- Civil War era Navy Medal of Honor
- Born: c. 1835 Scotland
- Died: 17 March 1890 (aged 54–55) San Francisco, California
- Place of burial: San Francisco National Cemetery
- Allegiance: United States
- Branch: United States Navy
- Service years: 1861 - 1863
- Rank: Signal Quartermaster
- Unit: USS Carondelet
- Conflicts: American Civil War • Battle of Fort Henry • Battle of Fort Donelson
- Awards: Medal of Honor

= Matthew Arther =

Matthew Arther (or Arthur) (c. 1835—1890) was a Union Navy sailor in the American Civil War and a recipient of the U.S. military's highest decoration, the Medal of Honor, for his actions at the Battles of Fort Henry and Fort Donelson.

==Biography==
Arther was born in about 1835 in Scotland, and joined the US Navy from Boston, Massachusetts in August 1861. He served during the Civil War as a signal quartermaster on the . During the Battles of Fort Henry and Fort Donelson in February 1862, he performed his duties as signal quartermaster and captain of the ship's bow gun "faithfully, effectively and valiantly". For these actions, he was awarded the Medal of Honor the next year, on July 10, 1863, and was discharged from the Navy two weeks later.
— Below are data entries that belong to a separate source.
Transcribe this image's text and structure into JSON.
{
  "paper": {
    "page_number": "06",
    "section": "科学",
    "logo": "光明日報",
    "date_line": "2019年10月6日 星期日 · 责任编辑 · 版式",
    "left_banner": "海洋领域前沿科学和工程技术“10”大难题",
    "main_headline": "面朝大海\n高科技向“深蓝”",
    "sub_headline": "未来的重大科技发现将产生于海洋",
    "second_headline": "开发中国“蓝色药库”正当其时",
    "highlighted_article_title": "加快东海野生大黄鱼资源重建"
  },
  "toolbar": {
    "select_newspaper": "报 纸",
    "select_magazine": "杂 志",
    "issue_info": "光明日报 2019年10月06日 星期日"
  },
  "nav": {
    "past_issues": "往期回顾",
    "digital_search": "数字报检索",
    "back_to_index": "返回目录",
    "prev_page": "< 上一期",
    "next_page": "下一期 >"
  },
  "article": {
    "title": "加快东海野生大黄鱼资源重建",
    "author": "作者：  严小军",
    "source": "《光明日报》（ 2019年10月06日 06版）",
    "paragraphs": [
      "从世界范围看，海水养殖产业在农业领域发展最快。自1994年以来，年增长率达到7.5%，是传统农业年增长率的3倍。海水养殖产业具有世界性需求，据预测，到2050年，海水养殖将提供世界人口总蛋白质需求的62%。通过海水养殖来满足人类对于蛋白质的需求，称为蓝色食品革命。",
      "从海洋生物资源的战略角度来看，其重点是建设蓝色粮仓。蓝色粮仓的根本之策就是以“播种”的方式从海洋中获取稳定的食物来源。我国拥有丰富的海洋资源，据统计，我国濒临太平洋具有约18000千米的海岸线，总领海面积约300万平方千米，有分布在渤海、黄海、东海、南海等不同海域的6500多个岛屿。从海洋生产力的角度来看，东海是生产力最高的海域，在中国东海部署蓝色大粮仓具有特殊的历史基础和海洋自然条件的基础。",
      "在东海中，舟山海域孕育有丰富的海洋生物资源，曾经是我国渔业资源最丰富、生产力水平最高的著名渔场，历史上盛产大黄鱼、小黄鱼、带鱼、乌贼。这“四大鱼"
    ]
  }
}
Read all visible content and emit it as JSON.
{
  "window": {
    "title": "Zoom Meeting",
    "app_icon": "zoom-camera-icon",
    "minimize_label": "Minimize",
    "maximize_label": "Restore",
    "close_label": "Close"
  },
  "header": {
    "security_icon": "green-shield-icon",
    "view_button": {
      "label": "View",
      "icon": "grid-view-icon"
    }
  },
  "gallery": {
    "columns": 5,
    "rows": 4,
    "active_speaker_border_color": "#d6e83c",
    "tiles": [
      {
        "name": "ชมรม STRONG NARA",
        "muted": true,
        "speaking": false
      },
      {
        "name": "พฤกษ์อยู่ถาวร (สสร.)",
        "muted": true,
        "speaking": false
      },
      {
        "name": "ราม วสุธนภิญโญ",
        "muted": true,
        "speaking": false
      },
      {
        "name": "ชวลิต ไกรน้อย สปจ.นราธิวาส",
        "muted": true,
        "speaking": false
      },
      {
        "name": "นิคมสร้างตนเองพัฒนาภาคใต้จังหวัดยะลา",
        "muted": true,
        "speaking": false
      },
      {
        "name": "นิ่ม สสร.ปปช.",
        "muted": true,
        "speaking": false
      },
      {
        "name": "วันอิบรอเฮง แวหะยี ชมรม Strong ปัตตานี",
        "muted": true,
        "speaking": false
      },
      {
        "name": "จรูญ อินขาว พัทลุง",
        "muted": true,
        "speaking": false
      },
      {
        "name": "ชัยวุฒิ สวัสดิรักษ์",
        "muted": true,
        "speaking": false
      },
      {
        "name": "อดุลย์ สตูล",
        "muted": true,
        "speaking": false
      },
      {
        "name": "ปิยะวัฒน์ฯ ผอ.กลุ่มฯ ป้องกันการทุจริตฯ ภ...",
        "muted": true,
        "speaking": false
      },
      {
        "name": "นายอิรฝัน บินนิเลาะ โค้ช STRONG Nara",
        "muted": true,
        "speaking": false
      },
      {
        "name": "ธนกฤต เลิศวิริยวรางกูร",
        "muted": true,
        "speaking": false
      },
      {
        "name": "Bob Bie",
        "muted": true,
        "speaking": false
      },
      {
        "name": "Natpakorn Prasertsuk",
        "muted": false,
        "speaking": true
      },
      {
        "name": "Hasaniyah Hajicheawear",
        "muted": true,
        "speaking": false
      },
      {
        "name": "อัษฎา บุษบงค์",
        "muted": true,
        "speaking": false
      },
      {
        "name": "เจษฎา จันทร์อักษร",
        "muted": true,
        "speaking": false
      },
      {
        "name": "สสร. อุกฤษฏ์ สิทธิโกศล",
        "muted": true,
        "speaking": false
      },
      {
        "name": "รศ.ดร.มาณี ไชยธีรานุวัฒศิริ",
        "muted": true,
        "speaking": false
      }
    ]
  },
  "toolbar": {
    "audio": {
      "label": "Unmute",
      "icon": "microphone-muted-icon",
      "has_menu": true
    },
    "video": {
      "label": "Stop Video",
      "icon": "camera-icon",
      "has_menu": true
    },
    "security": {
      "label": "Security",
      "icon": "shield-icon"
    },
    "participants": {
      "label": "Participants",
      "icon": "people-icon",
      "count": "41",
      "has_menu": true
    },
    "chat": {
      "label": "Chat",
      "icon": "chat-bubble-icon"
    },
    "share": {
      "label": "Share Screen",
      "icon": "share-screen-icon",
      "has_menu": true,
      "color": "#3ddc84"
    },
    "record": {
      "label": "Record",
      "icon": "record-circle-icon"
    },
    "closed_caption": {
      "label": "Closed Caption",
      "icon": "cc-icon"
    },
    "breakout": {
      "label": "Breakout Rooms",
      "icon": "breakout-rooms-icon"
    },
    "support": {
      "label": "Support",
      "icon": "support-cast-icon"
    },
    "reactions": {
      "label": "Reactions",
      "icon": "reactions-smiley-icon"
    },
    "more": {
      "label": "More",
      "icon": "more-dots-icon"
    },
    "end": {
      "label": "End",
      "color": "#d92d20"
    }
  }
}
Arther's official Medal of Honor citation reads:
Served on board the U.S.S. Carondelet at the reduction of Forts Henry and Donelson, 6 and 14 February 1862 and other actions. Carrying out his duties as signal quartermaster and captain of the rifled bow gun, S/Q.M. Arther was conspicuous for valor and devotion, serving most faithfully, effectively and valiantly.